Evlere yapılan baskınlarda ele geçirilen suç delilleriyle ilgili tutanaklarda da bölgenin din adamlarının imzaları, mühürleri var. Mahkeme safahatı çok ciddi geçmiştir. Mahkeme edilen kişi “Bugün konuşacak halde değilim” diyerek erteleme istediğinde ertelenmiştir. Böyle adil bir yargılama yapılmıştır. Üstüne üstlük Batılılar araya girerek yargılanıp mahkûm olan şahısları serbest bıraktırmıştır. Bunlar herkesin gözünün önünde olmuştur. Ermenilere devlet tarafından yapılmış bir zulüm vs. asla yoktur. Bir takım kesimlerle kendi aralarındaki çatışmalardan kaynaklanan hadiseler olmuştur.
Özellikle Doğu ve Güneydoğu’da Osmanlı askerî kıyafeti giymiş Ermenilerin Kürt köylerine saldırdığının kayıtları arşivlerde vardır. Bu Kürtlere devlet tarafından bir baskı yapılıyormuş izlenimi doğurmak ve Kürtlerle Ermenileri birleştirmek adına yapılmıştır. Fakat bunu yapanlar yakalanıp daha sonra Ermeni oldukları da ortaya çıkınca bu sefer de Kürtlerin onlara saldırdığı görülmüştür.” Prof. Dr. Halaçoğlu, Ermeni tezlerinin, bunu destekleyen dış güçlerin tezlerinin çürüdüğüne de dikkat çekiyor ve “Bundan sonra soykırımdan söz etmek abesle iştigaldir” diyor.
Son sözleri de şöyle: “Osmanlı bütçeleri Mart ayından Mart ayına hazırlanırdı. Turgut Özal’a kadar Türkiye Cumhuriyeti’nde de böyle devam etmiştir. Sonra Ocak ayına alınmıştır. Mart ayında hazırlanan bütçede Ermenilerin sevk ve iskânına ilişkin bir karar yoktur. Bunun için bir harcama kalemi konulmamıştır. Bu çok önemlidir çünkü ortada bir plan olmadığını göstermektedir.
Karar Mayıs ayının 27’sinde alınmıştır. Kararın alınmasından sonra da 16 Haziran’a kadar nakil başlatılmamıştır. Karar alındıktan sonra Dâhiliye Nezareti’ne bağlı İskân-ı Aşair ve Muhacirin Müdüriyeti bütçesine 68 milyon kuruş ek ödenek konmuştur. Sıhhiye Nezareti bütçesine 13,5 milyon kuruş eklenmiş. Kafilelerin uğrayacağı vilayetlere nakit paralar gönderilmiş. Fırınlar açılmış. Bu devletin bunu önceden planlamadığı anlamına gelir. Çünkü o sırada henüz Çanakkale Savaşı başlamamıştı.

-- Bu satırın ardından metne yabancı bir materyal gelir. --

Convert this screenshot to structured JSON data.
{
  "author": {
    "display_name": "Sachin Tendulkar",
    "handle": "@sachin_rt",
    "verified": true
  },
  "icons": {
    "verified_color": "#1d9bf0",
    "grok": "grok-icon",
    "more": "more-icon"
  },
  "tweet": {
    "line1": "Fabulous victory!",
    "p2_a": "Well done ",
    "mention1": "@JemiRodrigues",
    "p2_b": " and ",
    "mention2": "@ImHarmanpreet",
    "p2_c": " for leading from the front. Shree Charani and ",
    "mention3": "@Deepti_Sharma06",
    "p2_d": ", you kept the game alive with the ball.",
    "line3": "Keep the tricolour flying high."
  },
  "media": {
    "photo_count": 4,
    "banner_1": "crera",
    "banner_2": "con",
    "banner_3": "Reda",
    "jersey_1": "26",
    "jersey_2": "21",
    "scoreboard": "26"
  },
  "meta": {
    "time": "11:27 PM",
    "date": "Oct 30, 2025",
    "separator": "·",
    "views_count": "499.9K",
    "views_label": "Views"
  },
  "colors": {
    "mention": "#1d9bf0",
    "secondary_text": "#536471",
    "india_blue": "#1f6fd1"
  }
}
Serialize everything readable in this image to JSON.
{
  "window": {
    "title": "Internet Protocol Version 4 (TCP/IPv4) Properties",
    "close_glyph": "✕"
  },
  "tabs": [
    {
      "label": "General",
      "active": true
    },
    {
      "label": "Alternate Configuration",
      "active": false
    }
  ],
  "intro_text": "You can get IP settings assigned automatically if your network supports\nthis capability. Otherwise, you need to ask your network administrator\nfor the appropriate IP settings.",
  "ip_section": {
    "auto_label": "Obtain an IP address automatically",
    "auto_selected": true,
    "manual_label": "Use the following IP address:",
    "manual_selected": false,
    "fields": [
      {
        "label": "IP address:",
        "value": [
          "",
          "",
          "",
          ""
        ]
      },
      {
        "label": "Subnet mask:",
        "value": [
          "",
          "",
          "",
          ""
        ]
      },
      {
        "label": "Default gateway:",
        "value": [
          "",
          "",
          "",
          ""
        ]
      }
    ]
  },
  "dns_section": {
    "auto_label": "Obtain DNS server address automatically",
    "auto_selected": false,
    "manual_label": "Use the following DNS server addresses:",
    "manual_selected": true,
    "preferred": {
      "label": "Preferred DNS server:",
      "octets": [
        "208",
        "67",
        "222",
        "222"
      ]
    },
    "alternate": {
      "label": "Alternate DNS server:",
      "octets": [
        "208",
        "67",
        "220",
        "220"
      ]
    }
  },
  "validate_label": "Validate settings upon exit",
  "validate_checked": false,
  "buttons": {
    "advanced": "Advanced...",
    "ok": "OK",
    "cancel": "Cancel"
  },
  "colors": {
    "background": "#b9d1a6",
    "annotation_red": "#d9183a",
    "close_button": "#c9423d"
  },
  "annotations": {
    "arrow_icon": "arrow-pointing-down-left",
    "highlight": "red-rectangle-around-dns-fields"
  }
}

Zeytun İsyanı başlamış olmakla beraber Van İsyanı çıkmamıştı. Filistin’de savaşacak olan 20 bin askerin Zeytun’a getirilmek zorunda kalması isyancıların vatana ihaneti demektir. Başka bir devlette olsa tümünü yok ederlerdi. Zeytun Ermenileri bile yok edilmemiştir. Onlar da en sonunda Suriye’ye nakledilmiştir. Orada dahi katliam yoktur. Oysa onlar yüzünden Osmanlı ordusu Sina’da İngilizlere mağlup olmuştur Bu noktadan sonra soykırımdan bahsetmek abesle iştigalden başka bir şey değildir.
“Soykırım vardır” diyenlerin ya bu konuyla ilgili bilgileri yoktur ya da ihanet içindedirler. Başka bir seçenek yoktur. Bir ülkede yaşayan insan kendi insanlarını bu kadar ağır bir şekilde suçlarsa bu ne gaflettir ne dalalettir. Ya da kendilerini bu vatandan gösteren ama gerçek kimliği Ermeni olanlardır.”